The Reserve Bank of India (RBI) upheld its unanimous decision to maintain the repo rate at 6.5 percent on August 10, indicating the unwavering stance of the monetary policy committee (MPC). Analysts within the real estate industry expect that this consistent rate will invigorate the demand for housing.
The recent decision to retain rates showcases the resolute and vigilant approach of the monetary policy committee (MPC), and industry insiders believe it will positively impact housing demand, particularly in the residential segment. Notably, ANAROCK Research highlights a 20 percent increase in equated monthly installments (EMIs) over the last two years. Home loan borrowers disbursing approximately Rs 22,700 as EMIs in July 2021 are now paying around Rs 27,300 – signifying a rise of approximately Rs 4,600 per month.
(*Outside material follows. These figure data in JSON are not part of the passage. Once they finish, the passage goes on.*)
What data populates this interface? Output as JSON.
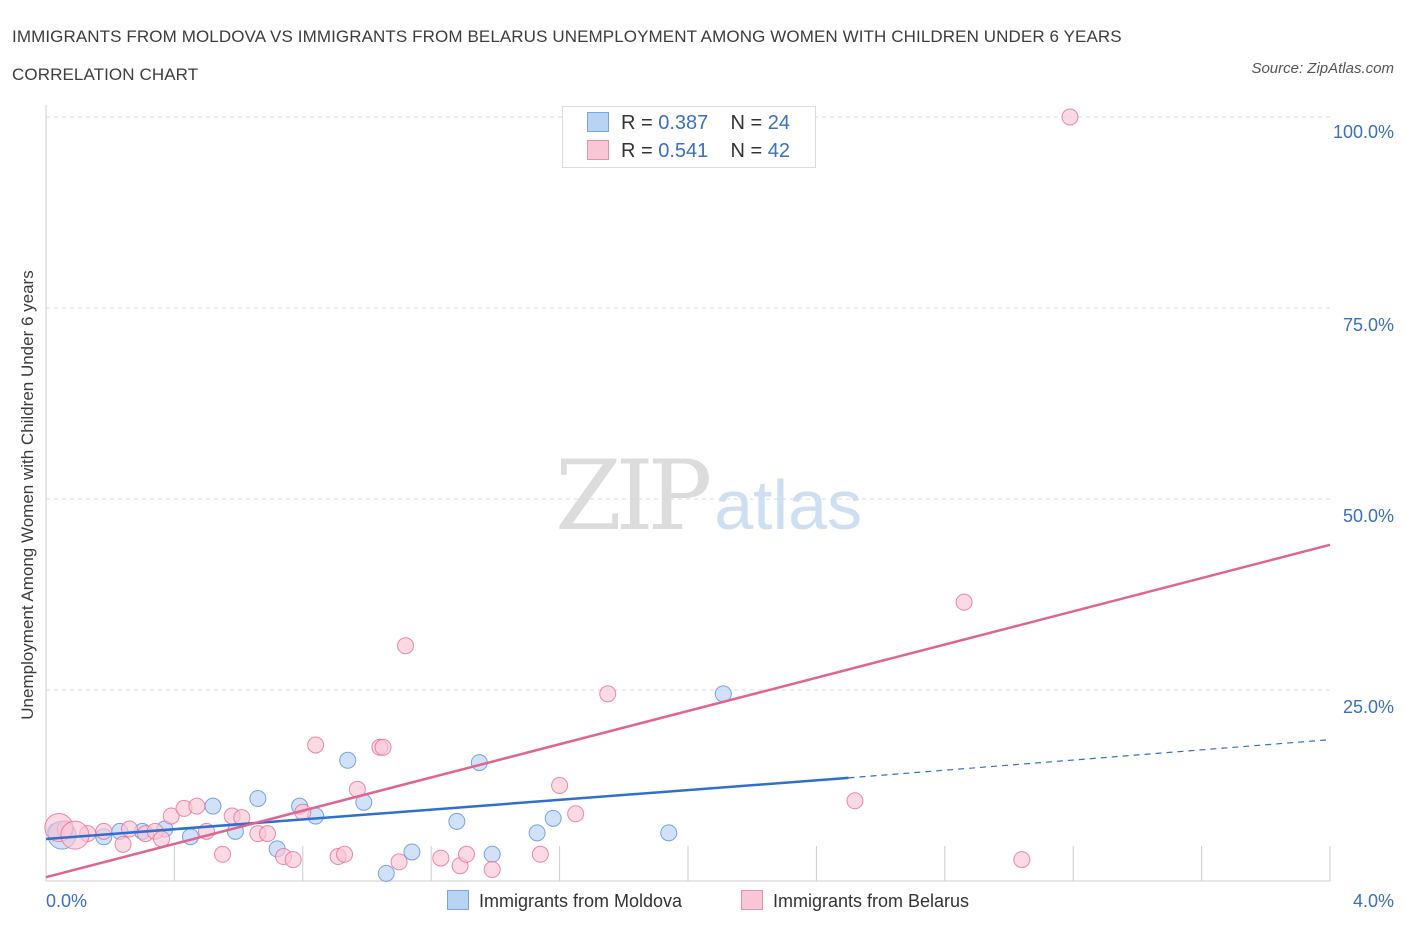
{
  "title": "IMMIGRANTS FROM MOLDOVA VS IMMIGRANTS FROM BELARUS UNEMPLOYMENT AMONG WOMEN WITH CHILDREN UNDER 6 YEARS CORRELATION CHART",
  "source": "Source: ZipAtlas.com",
  "watermark": {
    "zip": "ZIP",
    "atlas": "atlas"
  },
  "legend_top": [
    {
      "r_label": "R =",
      "r_value": "0.387",
      "n_label": "N =",
      "n_value": "24",
      "fill": "#b9d3f5",
      "stroke": "#7aa6e0"
    },
    {
      "r_label": "R =",
      "r_value": "0.541",
      "n_label": "N =",
      "n_value": "42",
      "fill": "#f9c6d5",
      "stroke": "#e591ab"
    }
  ],
  "legend_bottom": [
    {
      "label": "Immigrants from Moldova",
      "fill": "#b9d3f5",
      "stroke": "#7aa6e0"
    },
    {
      "label": "Immigrants from Belarus",
      "fill": "#f9c6d5",
      "stroke": "#e591ab"
    }
  ],
  "chart_data": {
    "type": "scatter",
    "title": "IMMIGRANTS FROM MOLDOVA VS IMMIGRANTS FROM BELARUS UNEMPLOYMENT AMONG WOMEN WITH CHILDREN UNDER 6 YEARS CORRELATION CHART",
    "xlabel": "",
    "ylabel": "Unemployment Among Women with Children Under 6 years",
    "xlim": [
      0,
      4.0
    ],
    "ylim": [
      0,
      100
    ],
    "x_tick_labels": [
      "0.0%",
      "4.0%"
    ],
    "y_ticks": [
      25,
      50,
      75,
      100
    ],
    "y_tick_labels": [
      "25.0%",
      "50.0%",
      "75.0%",
      "100.0%"
    ],
    "grid": true,
    "legend_position": "top-center",
    "series": [
      {
        "name": "Immigrants from Moldova",
        "color": "#5b8fd6",
        "fill": "#b9d3f5",
        "points": [
          [
            0.03,
            6.5
          ],
          [
            0.18,
            5.8
          ],
          [
            0.23,
            6.5
          ],
          [
            0.3,
            6.5
          ],
          [
            0.37,
            6.8
          ],
          [
            0.45,
            5.8
          ],
          [
            0.52,
            9.8
          ],
          [
            0.59,
            6.5
          ],
          [
            0.66,
            10.8
          ],
          [
            0.72,
            4.2
          ],
          [
            0.79,
            9.8
          ],
          [
            0.84,
            8.5
          ],
          [
            0.94,
            15.8
          ],
          [
            0.99,
            10.3
          ],
          [
            1.06,
            1.0
          ],
          [
            1.14,
            3.8
          ],
          [
            1.28,
            7.8
          ],
          [
            1.35,
            15.5
          ],
          [
            1.39,
            3.5
          ],
          [
            1.53,
            6.3
          ],
          [
            1.58,
            8.2
          ],
          [
            1.94,
            6.3
          ],
          [
            2.11,
            24.5
          ],
          [
            0.05,
            6.0
          ]
        ],
        "trend": {
          "x": [
            0.0,
            2.5
          ],
          "y": [
            5.5,
            13.5
          ],
          "dashed_extension_to": [
            4.0,
            18.5
          ],
          "color": "#2f6fcf"
        }
      },
      {
        "name": "Immigrants from Belarus",
        "color": "#e86c97",
        "fill": "#f9c6d5",
        "points": [
          [
            0.06,
            6.8
          ],
          [
            0.13,
            6.2
          ],
          [
            0.18,
            6.5
          ],
          [
            0.24,
            4.8
          ],
          [
            0.26,
            6.8
          ],
          [
            0.31,
            6.2
          ],
          [
            0.34,
            6.5
          ],
          [
            0.36,
            5.5
          ],
          [
            0.39,
            8.5
          ],
          [
            0.43,
            9.5
          ],
          [
            0.47,
            9.8
          ],
          [
            0.5,
            6.5
          ],
          [
            0.55,
            3.5
          ],
          [
            0.58,
            8.5
          ],
          [
            0.61,
            8.3
          ],
          [
            0.66,
            6.2
          ],
          [
            0.69,
            6.2
          ],
          [
            0.74,
            3.2
          ],
          [
            0.77,
            2.8
          ],
          [
            0.8,
            9.0
          ],
          [
            0.84,
            17.8
          ],
          [
            0.91,
            3.2
          ],
          [
            0.93,
            3.5
          ],
          [
            0.97,
            12.0
          ],
          [
            1.04,
            17.5
          ],
          [
            1.05,
            17.5
          ],
          [
            1.1,
            2.5
          ],
          [
            1.12,
            30.8
          ],
          [
            1.23,
            3.0
          ],
          [
            1.29,
            2.0
          ],
          [
            1.31,
            3.5
          ],
          [
            1.39,
            1.5
          ],
          [
            1.54,
            3.5
          ],
          [
            1.6,
            12.5
          ],
          [
            1.65,
            8.8
          ],
          [
            1.75,
            24.5
          ],
          [
            2.52,
            10.5
          ],
          [
            2.86,
            36.5
          ],
          [
            3.04,
            2.8
          ],
          [
            3.19,
            100.0
          ],
          [
            0.04,
            7.0
          ],
          [
            0.09,
            6.0
          ]
        ],
        "trend": {
          "x": [
            0.0,
            4.0
          ],
          "y": [
            0.5,
            44.0
          ],
          "color": "#e0648f"
        }
      }
    ]
  }
}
Shedding light on this matter, Samantak Das, Chief Economist and Executive Director of Research at JLL India points out, “The sustained focus on moving away from the accommodative policy stance is likely a response to the ongoing inflationary pressure, stemming from the expectation of a sub-normal to normal monsoon.”
Optimism in the Real Estate Sector
This is the third consecutive pause in policy rates, a favorable trend for the real estate domain. The residential segment maintains its growth trajectory across successive quarters, according to Samantak Das. The growth in residential sales during H1FY2023 has been a remarkable 21 percent year on year, signifying consistent and robust progress.
JLL highlights that residential sales have continually reached new peaks each quarter over the past year. While home prices have also experienced an increase of 8-15 percent in the last year, this escalation is expected to be balanced by the countervailing effect of unchanged policy rates. The steadiness of interest rates is expected to maintain affordability synergies and support the upward trend in home buying.
With the RBI opting to maintain the repo rate at 6.5 percent, a cautious approach towards long-term inflation control is evident. As the economy continues to advance, propelled by consistent demand across sectors, a repo rate cut in the next MPC review could further boost consumer spending during the festive season, thus fostering growth in multiple sectors.
The RBI’s decision to steady the repo rates is greeted with enthusiasm by prospective homebuyers. The unchanged rates are expected to sustain momentum in housing sales, especially in the mid and luxury segments, which performed exceptionally well in H1 FY2023. However, there remains a note of caution – the lingering threat of inflation could impact overall sales, particularly in the affordable housing sector, which is already reeling from the pandemic’s effects over the past few years.
Financial Burden and EMI Trends
ANAROCK Research emphasizes that EMIs for homebuyers have surged by 20 percent in the last two years. From paying approximately Rs 22,700 as EMIs in July 2021, borrowers are now disbursing around Rs 27,300, marking a substantial increase. The RBI’s unwavering stance on the repo rate at 6.5 percent since February brings relief to EMI-dependent homebuyers, alleviating financial pressures. This stability in financing costs is also poised to benefit real estate developers’ balance sheets.
The construction activity in real estate remains robust, as indicated by robust steel consumption and cement production. Stable interest rates, favorable pricing, and adequate supply are anticipated to bode well for first-time homebuyers, particularly in the affordable and mid-range segments during the upcoming festive season. The RBI’s decision to maintain the current interest rates is seen as a promising step towards alleviating financial strains on aspiring homebuyers, particularly those in the middle and lower-income brackets who aspire to own a home, according to Pradeep Aggarwal, founder and chairman of Signature Global (India) Ltd.